ATLANTA and CARMEL, IN – Wholesale used-vehicle prices on a mix, mileage, and seasonally adjusted basis increased for the fifth consecutive month in January. The Manheim Used Vehicle Value Index in January rose to 108.8 from 108.2 in December of 2004. Wholesale prices over the past year have increased 3.9 percent. The monthly gain for December was 2.3 percent before the seasonal adjustment and 0.4 percent after statistically accounting for the normal seasonal improvement that occurs between December and January.

Although wholesale used-vehicle prices have been on a long-term uptrend since bottoming out in April of 2003, there are several specific factors which have contributed to the recent rise – better retail demand for used vehicles, less-aggressive and more-targeted new vehicle incentives, and an improved labor market.

At ADESA, growth in new-vehicle sales continues to drive the long-term outlook in the used-vehicle market according to a Global Vehicle Remarketing (GVR) annual report released by ADESA, Inc. Analytical Services. The report, which provides a detailed look at long-term trends in the North American vehicle remarketing industry, shows that new- and used-vehicle sales in the U.S. and Canada continued at a good clip in the year just ended. The report also predicts that wholesale used-vehicle auction volumes in North America are expected to grow by more than one million units over the next five years.

“New-vehicle sales continue to exceed vehicle retirements, resulting in more vehicles on the road,” said Tom Kontos, vice president, industry relations & analytical services for ADESA Corporation. “Because of this, and because vehicles tend to cycle in the market at predictable levels approximating one in five units, we have seen used-vehicle sales steadily grow as well.”

The growth of vehicles on the road was one of the primary drivers for an increase in wholesale auction volumes from 8.7 to 10 million units between 1998 and 2003,” Kontos continued. “In spite of a downturn in supply from off-lease vehicles, the wholesale auction industry was able to make modest gains by increasing dealer consignment sales. An important demand component of these sales came from independent used car dealers, who had a record year in 2004.”

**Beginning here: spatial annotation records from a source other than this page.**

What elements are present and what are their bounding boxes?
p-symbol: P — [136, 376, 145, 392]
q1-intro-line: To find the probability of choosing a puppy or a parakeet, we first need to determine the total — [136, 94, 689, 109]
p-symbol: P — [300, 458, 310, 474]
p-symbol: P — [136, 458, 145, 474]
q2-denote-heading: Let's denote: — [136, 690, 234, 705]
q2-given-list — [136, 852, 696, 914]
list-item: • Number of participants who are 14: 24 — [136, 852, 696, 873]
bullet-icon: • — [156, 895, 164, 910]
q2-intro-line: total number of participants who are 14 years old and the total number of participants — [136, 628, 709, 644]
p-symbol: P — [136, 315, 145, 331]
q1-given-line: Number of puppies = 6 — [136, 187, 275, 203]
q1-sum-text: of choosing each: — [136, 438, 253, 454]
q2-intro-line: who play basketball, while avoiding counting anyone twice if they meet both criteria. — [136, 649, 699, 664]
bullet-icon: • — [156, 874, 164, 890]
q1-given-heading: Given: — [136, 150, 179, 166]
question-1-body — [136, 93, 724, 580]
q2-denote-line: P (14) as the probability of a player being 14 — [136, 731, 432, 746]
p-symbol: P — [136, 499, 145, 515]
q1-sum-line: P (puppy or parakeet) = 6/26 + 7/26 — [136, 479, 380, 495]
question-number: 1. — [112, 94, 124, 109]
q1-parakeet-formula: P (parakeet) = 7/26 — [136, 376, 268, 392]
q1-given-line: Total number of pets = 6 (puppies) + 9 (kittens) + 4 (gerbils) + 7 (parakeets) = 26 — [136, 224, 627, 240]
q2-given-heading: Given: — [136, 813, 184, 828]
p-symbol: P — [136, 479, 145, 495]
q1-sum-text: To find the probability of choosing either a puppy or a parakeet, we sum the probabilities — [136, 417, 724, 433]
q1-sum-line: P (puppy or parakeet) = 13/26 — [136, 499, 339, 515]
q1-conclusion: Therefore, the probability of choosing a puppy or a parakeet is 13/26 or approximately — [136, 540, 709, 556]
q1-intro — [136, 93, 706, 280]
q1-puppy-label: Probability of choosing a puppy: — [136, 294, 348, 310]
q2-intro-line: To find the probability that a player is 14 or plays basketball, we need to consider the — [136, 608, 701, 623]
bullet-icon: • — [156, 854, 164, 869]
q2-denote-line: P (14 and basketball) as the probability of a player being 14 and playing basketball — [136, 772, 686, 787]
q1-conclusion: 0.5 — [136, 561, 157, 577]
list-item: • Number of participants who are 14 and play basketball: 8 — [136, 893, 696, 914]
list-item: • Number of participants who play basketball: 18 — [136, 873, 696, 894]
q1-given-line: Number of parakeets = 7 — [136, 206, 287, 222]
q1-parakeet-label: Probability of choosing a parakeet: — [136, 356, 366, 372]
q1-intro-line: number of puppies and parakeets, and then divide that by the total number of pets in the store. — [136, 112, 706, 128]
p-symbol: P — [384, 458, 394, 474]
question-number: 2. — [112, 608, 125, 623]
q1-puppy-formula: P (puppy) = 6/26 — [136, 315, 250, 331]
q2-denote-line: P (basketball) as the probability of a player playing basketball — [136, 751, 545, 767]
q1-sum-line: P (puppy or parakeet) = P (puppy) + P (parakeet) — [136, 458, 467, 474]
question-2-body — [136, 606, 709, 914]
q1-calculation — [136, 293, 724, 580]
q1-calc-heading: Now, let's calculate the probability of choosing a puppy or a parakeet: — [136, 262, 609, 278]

The study also notes that auction volumes reached their highest levels ever, although the growth between 2003 and 2004 was modest due to the loss of off-lease volume.

The “Major Sources of Supply” section in the GVR study concludes that dealers will be the primary source of auction volume growth in the coming years, as off-lease volumes continue to decline (albeit less dramatically than they did in 2004). The report also predicts that:

  • Dealers who take advantage of auctions as an extension of their inventory management system will generally be justly rewarded with quicker inventory turns and improved profitability.

  • Manufacturers are expected to continue to provide steady volumes of program and company vehicles to auctions in support of the auto industry’s new-vehicle sales efforts.

  • Off-lease volumes will continue to fall, albeit at a milder rate, through 2007. Off-lease volumes returning for wholesale remarketing in the U.S. fell from an estimated 1.9 million units in 2003 to 1.4 million units in 2004.

  • Off-rental units and commercial fleet vehicles are expected to supply steady volumes to the remarketing industry in the coming years, recovering from their post 9/11 trend.

  • Growth in the percentage of insurance claims that result in total loss should assure steady growth in salvage auction volumes.

    The GVR report also contains information on the small but growing role of Internet remarketing and insightful case studies from ADESA Analytical Services’ projects conducted in the past year for ADESA clients.